Greenhouse-gas emissions at US universities are soaring - largely because of a long-term shift to energy-intensive science and technology, greater deployment of personal computers and demand for air conditioning.
Since 1992, Harvard University's electricity consumption has risen by 40 per cent, use of steam is up by 50 per cent and consumption of chilled water has tripled. In 2003, its emissions equated to 290,000 tons of CO2, 40 per cent higher than in 1990.
Anxiety over universities' environmental record is being made more acute by the increase in utility prices.

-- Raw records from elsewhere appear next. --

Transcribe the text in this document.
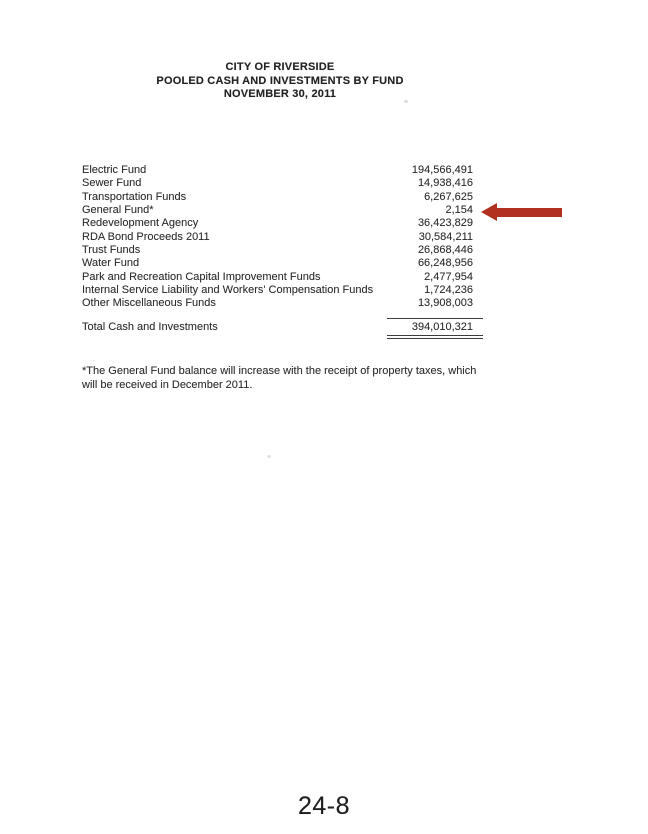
CITY OF RIVERSIDE
POOLED CASH AND INVESTMENTS BY FUND
NOVEMBER 30, 2011
Electric Fund	194,566,491
Sewer Fund	14,938,416
Transportation Funds	6,267,625
General Fund*	2,154
Redevelopment Agency	36,423,829
RDA Bond Proceeds 2011	30,584,211
Trust Funds	26,868,446
Water Fund	66,248,956
Park and Recreation Capital Improvement Funds	2,477,954
Internal Service Liability and Workers' Compensation Funds	1,724,236
Other Miscellaneous Funds	13,908,003
Total Cash and Investments	394,010,321

*The General Fund balance will increase with the receipt of property taxes, which
will be received in December 2011.

24-8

Harvard is at the forefront of efforts to curb consumption. Its Harvard Green Campus Initiative (HGCI) begun as an interfaculty endeavour in 1999, has made a dramatic impact in five years. Campus-wide sustainability principles have been approved and a loan fund has invested more than $5.5 million (£3.2 million) in 70 projects, with an average financial return of 30 per cent while achieving an annual 3 per cent reduction in greenhouse-gas emissions. With an annual operating cost of $1.1 million, the initiative's 13 full-time staff and 40 part-time students have secured annual savings of $5 million and more than 40 million pounds of CO2. The initiative receives 30 per cent of its funding from the central administration but the rest derives from fee income from service partnerships with schools, faculties and central services.
Labs account for about 40 per cent of university utility costs, but changing user habits can have an impact - 80 per cent compliance with a campaign to keep the sashes of fume cabinets closed when not in use would save Harvard more than $80,000 a year.
If all computers in the faculty of arts and sciences were switched off when not in use and if the sleep mode were activated, the potential annual savings could top $300,000.
More than 4,000 Harvard staff, students and faculty have signed a pledge to adopt sustainable environmental practices.
Peter James, co-director of the UK-based Higher Educational Environmental Performance Improvement project, warned that Britain lagged behind the US in building sustainable campuses.
The HEEPI brought Leith Sharp, HGCI's director to the UK to describe the initiative. She told the Scottish section of the Environmental Association for Universities and Colleges in Edinburgh last week: "If universities cannot deal with this problem and be a collective part of the solution, then who can?"